Ever since Marcel Duchamp dressed up as his feminine alter ego, Rrose Sélavy, artists of every sexual persuasion have gender-bent their way across the century, demonstrating that those persuasions are far more mutable than is conventionally acknowledged. Central to Butler’s position is her criticism of the essentializing, identity-based feminisms on which she cut her political teeth. Examining practices of parodic imitation and repetition of gender norms as attempts to “force [these conventions] to resignify,” she questions the very notion of immutable gender orientations.
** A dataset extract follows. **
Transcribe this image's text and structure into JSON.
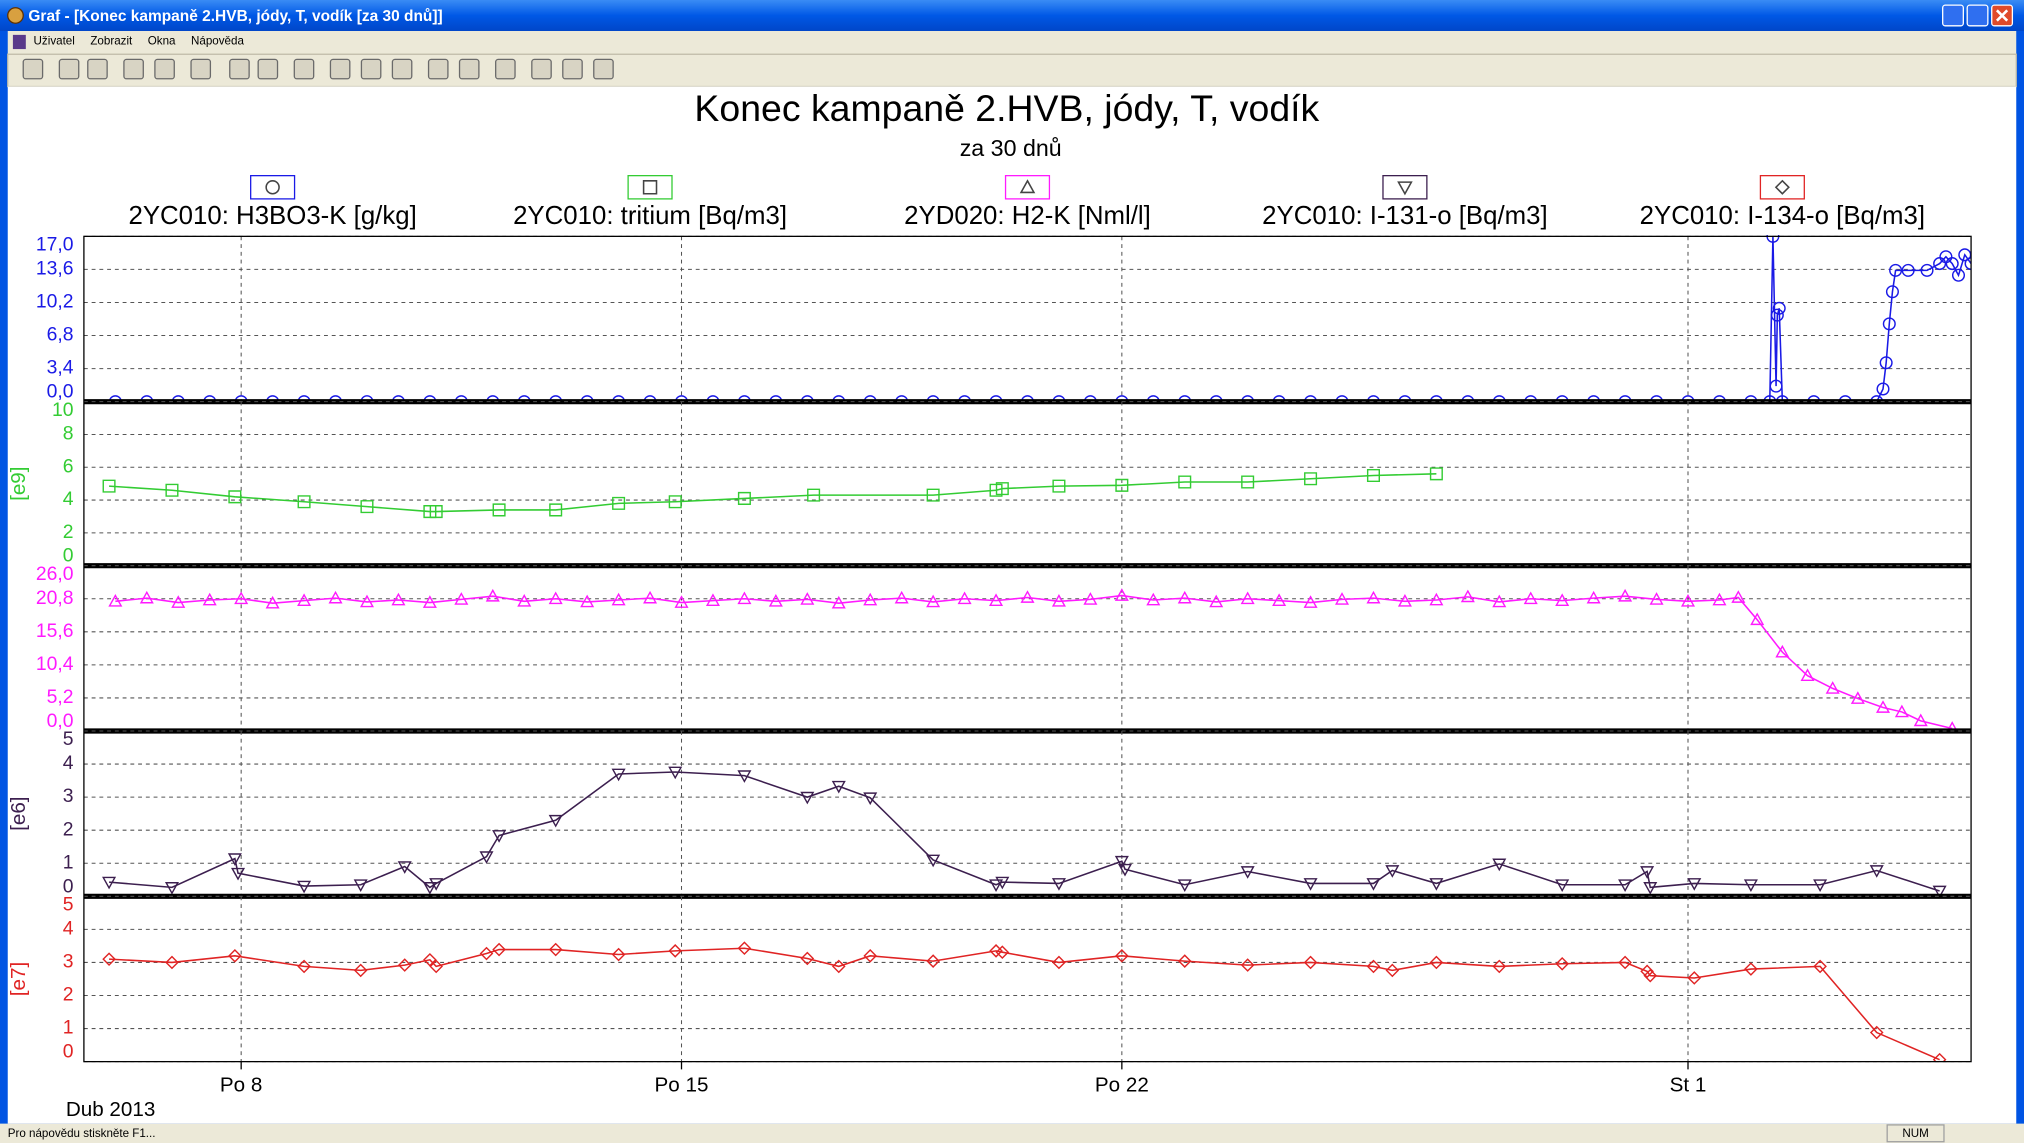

To accompany the interview, we have culled a selection of contemporary artworks that test these same protocols, proposing instead a range of exhilarating instabilities.

Identity bending of one sort or another runs through the issue: Jim Lewis explores Meyer Vaisman’s slapstick ethnography, discovering the antiessentialist bias in his cross-cultural bird dressing; Larry Rinder’s “Robot Redux,” a photo essay on cybernetics and robotics in contemporary art, documents a range of prosthetic mix-ups of man and machine; Thomas McEvilley views Jean-Michel Basquiat’s “primitivism” as a black artist’s take on white artists’ takes on black art; and Jean Fisher considers the Americas as the “bride” who destabilizes Eurocentric identity in this postcolonial era.

Finally, in the first installment of a new monthly column, Rhonda Lieberman, the regular Artforum contributor responsible for adding such courses as “Proust and I Love Lucy,” “Trauma and Pleasure,” and “Son of Trauma and Pleasure” to the curriculum of the School of the Art Institute of Chicago, buckles under the superegoic gaze of the “Chanel big Other.” She regains her equilibrium, however, exposing Coco’s own lack before her ultimate site of “yum yum”—blue blood. With a bow to Karl Lagerfeld’s savvy in knocking off street knockoffs of his own couture and selling them back at couture prices, Lieberman defuses her own lack by elevating low-end products like dog food with mock Chanel packaging and marketing them as her own line of high-art consumables.